Bradley died April 1 of heart failure at his Brooklyn Center home. He was 73.
"I remember being in awe," said daughter Andrea York, Brooklyn Center, of seeing her father on stage.
Jesse Bradley, also of Brooklyn Center and the youngest of Bradley's children, said his father enjoyed listening to Billie Holiday and Ella Fitzgerald because he loved jazz and could sing soprano.
"Girls went crazy over his high voice. That's one of the reasons he went big here," Jesse Bradley said.
A 2012 publication from Minneapolis-based label Secret Stash Records, "Twin Cities Funk & Soul: Lost R&B Grooves From Minneapolis/St. Paul 1964-1979," featured Carl Bradley and two bands he joined, including Dave Brady and the Stars. It said the Stars was "one of the first R&B groups in the Twin Cities to find crossover success with white audiences."
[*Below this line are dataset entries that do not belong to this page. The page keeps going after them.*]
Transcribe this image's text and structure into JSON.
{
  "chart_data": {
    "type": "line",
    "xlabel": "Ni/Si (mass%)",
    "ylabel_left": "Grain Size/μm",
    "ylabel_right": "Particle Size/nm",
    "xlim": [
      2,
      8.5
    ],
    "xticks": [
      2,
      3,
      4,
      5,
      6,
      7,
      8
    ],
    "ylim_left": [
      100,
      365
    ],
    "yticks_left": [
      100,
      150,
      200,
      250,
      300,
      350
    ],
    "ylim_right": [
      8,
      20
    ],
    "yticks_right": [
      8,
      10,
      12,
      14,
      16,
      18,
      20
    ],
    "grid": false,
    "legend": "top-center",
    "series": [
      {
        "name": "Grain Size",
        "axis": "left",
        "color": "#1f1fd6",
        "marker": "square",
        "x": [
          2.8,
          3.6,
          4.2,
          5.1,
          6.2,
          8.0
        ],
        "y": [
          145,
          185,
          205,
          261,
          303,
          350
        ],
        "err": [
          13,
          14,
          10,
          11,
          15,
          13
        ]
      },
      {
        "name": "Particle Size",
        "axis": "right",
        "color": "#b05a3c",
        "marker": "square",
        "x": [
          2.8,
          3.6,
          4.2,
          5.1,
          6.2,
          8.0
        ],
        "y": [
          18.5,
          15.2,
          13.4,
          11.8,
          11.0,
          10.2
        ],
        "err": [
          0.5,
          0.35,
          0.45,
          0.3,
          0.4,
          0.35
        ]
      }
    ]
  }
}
"White Minnesotans would see the Temptations on television or buy their records, but they would never see R&B around town until Dave Brady and the Stars," Bradley told the publication. "We were the first people of color that many of these places had seen outside of television. They would come up to us and shake our hands and they wouldn't know how to say it, 'You're the first Black guys we've ever met!' That was pretty common to hear around Minnesota back then."